If a founder wants to sell their company for the maximum amount of money, it needs to be shown to have minimal expenses and maximum returns. Nobody is going to want to buy a company that is barely breaking even because of the way they are run, so expenses like childcare, voluntary maternity/paternity pay, regular large charitable giving, employee perks etc - although positive for the employees - ultimately run counter to the end goals of the founders. Maximizing a company’s monetary value pre-sale therefore often means minimizing its social value, the very thing that many new companies attempt to use as their unique selling point.
This creates a unique challenge for company founders and may mean that in order to stay true to their original beliefs in changing systems and improving the world, they will need to turn their backs on the purpose of what many ultimately see for a startup - an eventual sale - and instead concentrate on building it to become a strong company in itself, whilst also avoiding the temptation to cash out.
It is not initially cheap to run a company sustainably, the outlays for things like solar panels, sustainably sourced raw materials in the supply chain, and employee benefits is high. It is only over a relatively long period that the financial benefits appear. It is over the long term that not only the financial and CSR impacts come good, with the average outlay for solar panels taking an average of 14 years to begin paying for themselves according to ecoexperts.co.uk. This makes them difficult to justify installing if, like most startups and private equity companies, you have an exit strategy between 3 to 7 years. If a founder is planning on running the company for the next 40 years though, this kind of investment is a no-brainer.
This isn’t only with service-based, or even office-based companies either, but short-termism is forcing poor decisions to be made and it is a cycle that is difficult to rectify due to traditional financial models. According to Food and Water Watch, the number of factory and intensive farms in the US has been increasing over the last 2 decades, dominated by only a handful of companies across the US, adopting chemical heavy growing and rearing techniques that ironically destroy the soil, absorbs less carbon and makes it harder to grow again in the future. Farmers who have adopted the use of GM Soy Beans, for instance, have been forced to use 28% more herbicides since 1998 and traditional chemicals often don’t have the same impact on weeds, insects, and diseases in modern crops, becomes resistant. This has increased the amount and variation of chemicals used to maintain crop yields, further damaging the land needed to grow them.

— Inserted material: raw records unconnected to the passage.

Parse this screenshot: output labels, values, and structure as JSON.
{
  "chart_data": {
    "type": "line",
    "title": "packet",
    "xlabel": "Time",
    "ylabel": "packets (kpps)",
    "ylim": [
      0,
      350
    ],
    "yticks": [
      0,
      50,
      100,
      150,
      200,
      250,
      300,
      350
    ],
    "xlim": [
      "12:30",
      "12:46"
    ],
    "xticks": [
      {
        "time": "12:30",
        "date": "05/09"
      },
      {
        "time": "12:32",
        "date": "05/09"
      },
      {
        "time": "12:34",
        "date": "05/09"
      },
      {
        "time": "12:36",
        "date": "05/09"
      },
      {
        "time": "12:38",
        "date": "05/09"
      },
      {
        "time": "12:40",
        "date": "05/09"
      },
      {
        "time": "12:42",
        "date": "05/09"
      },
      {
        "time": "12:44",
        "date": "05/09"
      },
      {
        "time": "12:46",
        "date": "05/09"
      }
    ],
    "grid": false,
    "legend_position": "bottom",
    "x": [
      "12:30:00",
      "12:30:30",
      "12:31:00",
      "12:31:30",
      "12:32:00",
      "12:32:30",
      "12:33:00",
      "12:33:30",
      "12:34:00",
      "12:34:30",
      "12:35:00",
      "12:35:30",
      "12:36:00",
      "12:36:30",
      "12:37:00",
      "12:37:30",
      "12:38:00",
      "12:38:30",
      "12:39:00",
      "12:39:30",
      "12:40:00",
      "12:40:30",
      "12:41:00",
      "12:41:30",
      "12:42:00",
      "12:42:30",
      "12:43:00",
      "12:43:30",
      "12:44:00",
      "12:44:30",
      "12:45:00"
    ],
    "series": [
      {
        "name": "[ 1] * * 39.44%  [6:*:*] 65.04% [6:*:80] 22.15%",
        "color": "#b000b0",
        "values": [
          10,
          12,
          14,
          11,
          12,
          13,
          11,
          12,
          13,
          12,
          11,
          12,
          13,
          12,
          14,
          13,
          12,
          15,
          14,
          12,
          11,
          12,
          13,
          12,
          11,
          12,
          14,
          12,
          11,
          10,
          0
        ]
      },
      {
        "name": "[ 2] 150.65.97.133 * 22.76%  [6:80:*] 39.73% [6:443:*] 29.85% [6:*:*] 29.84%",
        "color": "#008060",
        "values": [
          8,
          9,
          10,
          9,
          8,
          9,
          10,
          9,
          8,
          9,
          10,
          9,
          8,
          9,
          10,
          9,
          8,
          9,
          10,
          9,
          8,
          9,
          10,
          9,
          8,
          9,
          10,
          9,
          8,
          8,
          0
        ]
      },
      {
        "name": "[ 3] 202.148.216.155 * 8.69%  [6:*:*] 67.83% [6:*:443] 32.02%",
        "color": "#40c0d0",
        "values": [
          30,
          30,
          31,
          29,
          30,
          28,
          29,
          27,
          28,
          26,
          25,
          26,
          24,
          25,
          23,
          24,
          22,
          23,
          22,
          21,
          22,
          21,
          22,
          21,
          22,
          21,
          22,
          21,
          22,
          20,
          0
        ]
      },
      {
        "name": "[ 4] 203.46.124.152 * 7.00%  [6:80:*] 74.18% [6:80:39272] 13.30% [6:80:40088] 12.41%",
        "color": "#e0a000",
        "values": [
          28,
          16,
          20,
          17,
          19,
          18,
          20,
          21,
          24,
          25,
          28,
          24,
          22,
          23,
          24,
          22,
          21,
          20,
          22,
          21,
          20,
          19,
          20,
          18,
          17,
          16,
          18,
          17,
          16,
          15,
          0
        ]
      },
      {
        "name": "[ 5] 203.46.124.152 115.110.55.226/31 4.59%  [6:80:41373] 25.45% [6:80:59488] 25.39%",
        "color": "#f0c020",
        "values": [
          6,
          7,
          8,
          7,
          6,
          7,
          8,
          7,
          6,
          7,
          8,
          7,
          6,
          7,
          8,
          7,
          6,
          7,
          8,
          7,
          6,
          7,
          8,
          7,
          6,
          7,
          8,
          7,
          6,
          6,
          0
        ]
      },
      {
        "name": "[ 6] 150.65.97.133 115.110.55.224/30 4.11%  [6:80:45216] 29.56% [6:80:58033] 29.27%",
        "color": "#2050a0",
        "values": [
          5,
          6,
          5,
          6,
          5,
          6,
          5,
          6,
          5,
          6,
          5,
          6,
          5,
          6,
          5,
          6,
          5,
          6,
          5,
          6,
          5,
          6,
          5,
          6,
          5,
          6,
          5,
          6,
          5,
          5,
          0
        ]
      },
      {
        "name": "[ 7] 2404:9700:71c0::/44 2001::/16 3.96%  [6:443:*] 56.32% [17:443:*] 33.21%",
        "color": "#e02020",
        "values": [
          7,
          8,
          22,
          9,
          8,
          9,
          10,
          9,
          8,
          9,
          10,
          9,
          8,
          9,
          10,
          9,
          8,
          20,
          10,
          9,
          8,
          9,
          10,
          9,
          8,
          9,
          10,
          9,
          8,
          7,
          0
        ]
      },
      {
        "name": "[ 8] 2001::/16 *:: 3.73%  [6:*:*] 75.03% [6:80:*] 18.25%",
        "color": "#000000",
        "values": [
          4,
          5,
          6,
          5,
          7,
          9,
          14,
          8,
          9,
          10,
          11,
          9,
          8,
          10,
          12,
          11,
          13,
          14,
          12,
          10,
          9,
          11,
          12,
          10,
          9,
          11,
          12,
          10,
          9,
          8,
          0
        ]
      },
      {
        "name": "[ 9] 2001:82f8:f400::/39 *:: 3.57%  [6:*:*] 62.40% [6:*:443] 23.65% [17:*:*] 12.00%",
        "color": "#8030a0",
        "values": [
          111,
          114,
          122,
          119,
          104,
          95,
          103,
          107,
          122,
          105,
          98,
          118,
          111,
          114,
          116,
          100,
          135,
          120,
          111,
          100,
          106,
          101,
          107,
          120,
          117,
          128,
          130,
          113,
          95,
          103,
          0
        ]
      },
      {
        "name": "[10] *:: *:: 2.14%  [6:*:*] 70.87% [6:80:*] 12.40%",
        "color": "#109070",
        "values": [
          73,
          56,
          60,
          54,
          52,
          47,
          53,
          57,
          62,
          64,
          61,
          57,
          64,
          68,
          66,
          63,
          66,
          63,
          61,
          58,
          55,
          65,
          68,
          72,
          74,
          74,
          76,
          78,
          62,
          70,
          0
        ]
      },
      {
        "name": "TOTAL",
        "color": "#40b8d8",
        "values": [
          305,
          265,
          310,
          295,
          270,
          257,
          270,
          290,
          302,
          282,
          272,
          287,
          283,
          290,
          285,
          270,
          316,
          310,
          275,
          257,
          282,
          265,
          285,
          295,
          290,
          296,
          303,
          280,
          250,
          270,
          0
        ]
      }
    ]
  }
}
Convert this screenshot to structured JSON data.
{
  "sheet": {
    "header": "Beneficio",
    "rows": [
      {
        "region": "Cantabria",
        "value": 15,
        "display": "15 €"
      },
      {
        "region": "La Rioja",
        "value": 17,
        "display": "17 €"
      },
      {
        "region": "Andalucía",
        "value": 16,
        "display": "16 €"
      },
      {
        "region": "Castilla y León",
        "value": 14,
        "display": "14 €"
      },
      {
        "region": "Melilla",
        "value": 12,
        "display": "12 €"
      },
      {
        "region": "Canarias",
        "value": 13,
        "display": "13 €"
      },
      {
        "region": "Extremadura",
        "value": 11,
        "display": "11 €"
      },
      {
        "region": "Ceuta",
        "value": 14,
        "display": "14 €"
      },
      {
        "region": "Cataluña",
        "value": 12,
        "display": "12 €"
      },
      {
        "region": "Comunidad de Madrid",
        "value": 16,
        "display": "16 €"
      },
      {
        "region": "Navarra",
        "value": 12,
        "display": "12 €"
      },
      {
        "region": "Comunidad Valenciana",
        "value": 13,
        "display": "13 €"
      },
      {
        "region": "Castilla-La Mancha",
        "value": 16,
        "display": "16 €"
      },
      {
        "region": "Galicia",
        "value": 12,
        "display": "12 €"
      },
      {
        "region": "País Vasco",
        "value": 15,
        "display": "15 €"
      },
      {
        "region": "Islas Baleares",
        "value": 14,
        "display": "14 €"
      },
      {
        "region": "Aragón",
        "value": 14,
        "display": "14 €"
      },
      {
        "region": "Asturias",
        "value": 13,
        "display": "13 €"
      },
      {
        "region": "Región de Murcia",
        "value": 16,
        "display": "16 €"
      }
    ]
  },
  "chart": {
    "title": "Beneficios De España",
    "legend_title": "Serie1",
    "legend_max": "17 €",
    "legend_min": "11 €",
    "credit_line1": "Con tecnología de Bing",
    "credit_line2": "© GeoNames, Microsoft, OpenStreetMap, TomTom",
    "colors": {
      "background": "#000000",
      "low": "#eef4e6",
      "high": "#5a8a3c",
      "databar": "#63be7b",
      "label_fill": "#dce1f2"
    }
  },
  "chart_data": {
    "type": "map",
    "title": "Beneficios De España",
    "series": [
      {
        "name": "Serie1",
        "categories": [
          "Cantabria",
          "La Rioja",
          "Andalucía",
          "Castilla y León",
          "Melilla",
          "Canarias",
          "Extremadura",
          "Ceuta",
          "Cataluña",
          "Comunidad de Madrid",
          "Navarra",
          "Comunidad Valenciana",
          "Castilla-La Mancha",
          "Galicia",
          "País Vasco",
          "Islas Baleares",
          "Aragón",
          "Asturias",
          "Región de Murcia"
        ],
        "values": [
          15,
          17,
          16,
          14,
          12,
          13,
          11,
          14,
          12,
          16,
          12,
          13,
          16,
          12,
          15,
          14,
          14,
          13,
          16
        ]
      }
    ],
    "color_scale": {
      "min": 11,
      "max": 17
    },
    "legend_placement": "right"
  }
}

However, in one case study from HBR which followed an organic cotton farmer in Egypt, after the initial costs of the sustainability changes, his crops were found to be considerably more profitable than intensively farmed modern equivalents. The plants required 20-40% less water, average yields were up 30%, and the business saw annual increases in revenue of 14%, not to mention the land absorbing considerably more carbon dioxide and even reclaiming land from the Sahara Desert, which has been growing in the past few years. This doesn’t just go for cotton either, with similar results shown for replacing the modern Triticum aestivum wheat (which makes up around 95% of all wheat grown in the world) with older strains, which have considerably larger root systems, produce more yield, and cost less to grow.
With this in mind, it begs the question of why more agricultural companies, both big and small, don’t shift to these more sustainable and profitable crops. It’s simply because in order to do so requires at least a year of nurturing the soil to make it useable again after its history of decimation since the industrial revolution. This requires intensive composting, turning and simply waiting for it to become useable again, for microbes and organisms to come back. This process costs money to undertake, especially when you consider that around 45% of the total landmass of the US is used for some form of arable farming. It will also produce nothing for at least one year, making it untenable as no company is willing to take that hit even if it makes things better in the long run, so the current system continues to very literally destroy its foundations to continue making a profit.
Whether it is in a startup launching a new app whilst doing good in the world or a farmer looking to save the fields they work, there is a direct contradiction in the good they want to achieve and the money they need to make. The issue is going to be finding a way for people to break this model moving forward.